- Born: Henry Albert Botkin 1896 Boston, Massachusetts, United States
- Died: 1983 (aged 86–87)
- Education: Massachusetts College of Art, Art Students League of New York
- Known for: Painting, Collage
- Movement: American Modernism
- Patrons: George Gershwin, Ira Gershwin

= Henry Botkin =

American painter

Henry Botkin (1896-1983) was born in Boston, Massachusetts, and was a mid-century American Modernist who served as President of the Federation of Modern Painters and Sculptors from 1957 to 1961. He was an illustrator for The Saturday Evening Post, Harpers, and The Century Magazine. Botkin was a cousin and close friend to composers, George Gershwin and Ira Gershwin.

==Works==

After training at the Massachusetts College of Art, Botkin moved to New York City. He took classes in drawing and illustration at the Art Students League of New York and worked as an illustrator for Harper’s, The Saturday Evening Post and Century magazines. In the late 1930s Botkin changed his approach to painting, moving from the School of Paris Modernism that he had adopted after he left Boston. Botkin was known for painting the theater, still lifes, landscapes, and low-country blacks in a romantic manner that some criticized for lacking social realism. By the late 1940s he had turned to abstraction in oils and collage. He grew an interest in collage in the early 1950s, which dominated his work until the 1960s. He served as president of four major art organizations including: The Artists Equity Association, The American Abstract Artists, Group 256 Provincetown, and The Federation of Modern Painters and Sculptors. Botkin helped to organize the first exhibition of American abstract painting at the National Museum of Modern Art, Tokyo Japan, in 1955. He also organized the sale of five hundred and forty paintings at the Whitney Museum of American Art in New York, 1959. Botkin spoke on the radio, “The Voice of America,” television, led panel discussions throughout the country, and lectured and taught privately in New York, California, and Provincetown, Massachusetts.

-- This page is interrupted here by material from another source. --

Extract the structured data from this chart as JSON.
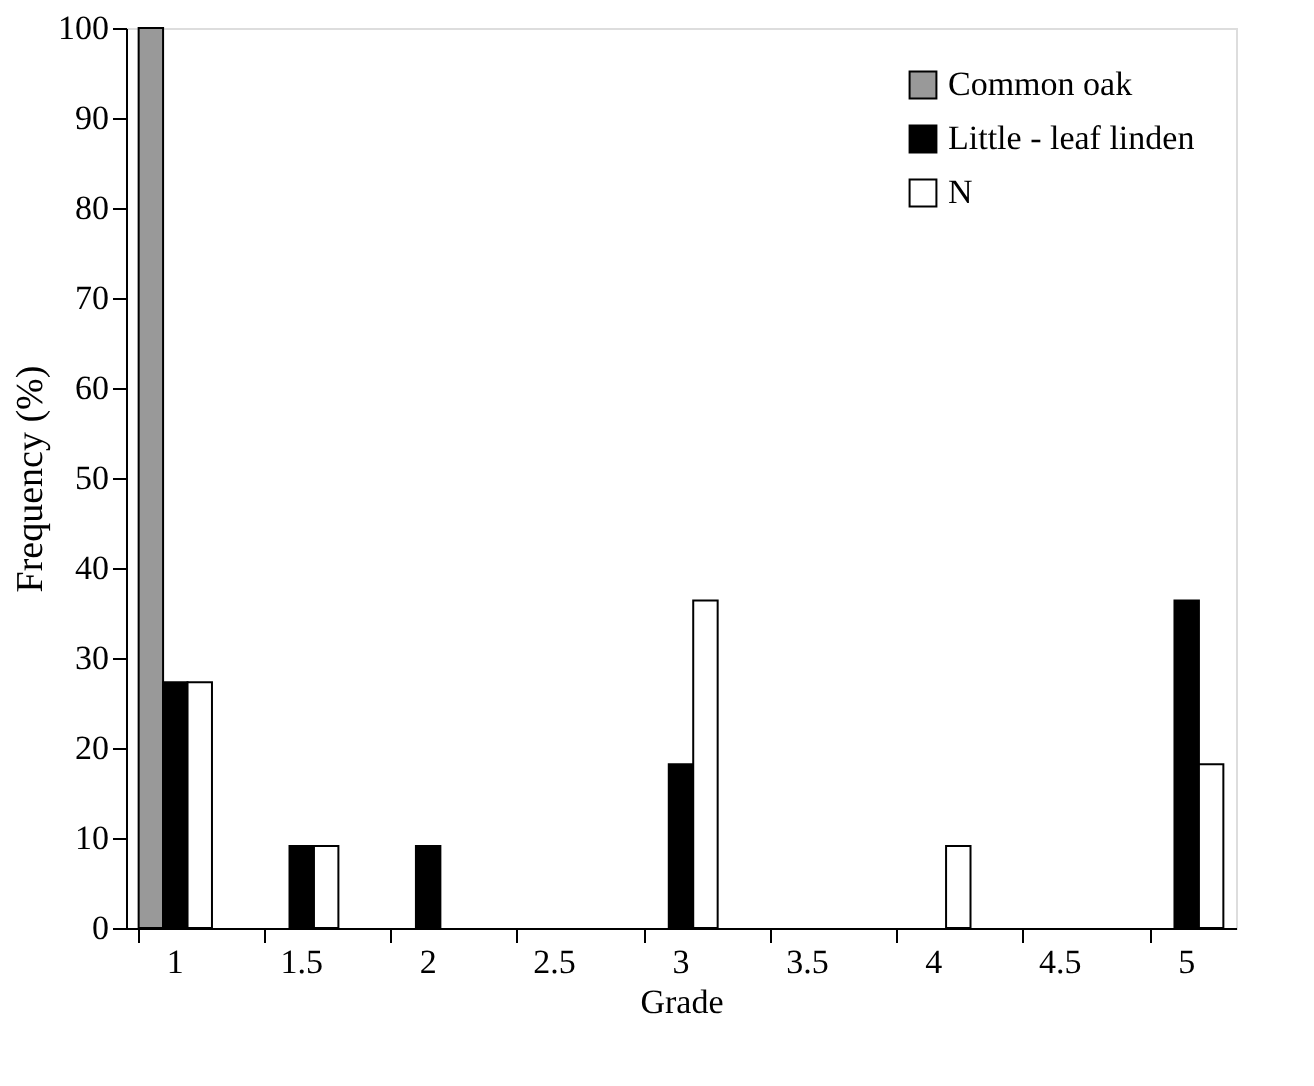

==Friendship with George Gershwin==

Botkin was a cousin, close friend, and painting teacher to Gershwin. Gershwin collected many of Botkin's paintings, which people said corresponded in mood to Gershwin's music. Martha Severens wrote in her book, The Charleston Renaissance, "The interaction between the two cousins was a dynamic one, and Botkin created paintings that reflect Gershwin's music. Correspondences are found in subject and in style. Both had a genuine interest in African-American culture that preceded their visit to Folly Beach and the evolution of Porgy and Bess. . . .They talked art together and spent years of their lives together." Botkin encouraged Gershwin to paint, and after Gershwin’s death, he arranged an exhibition of his cousin's work at Avery Fisher Hall.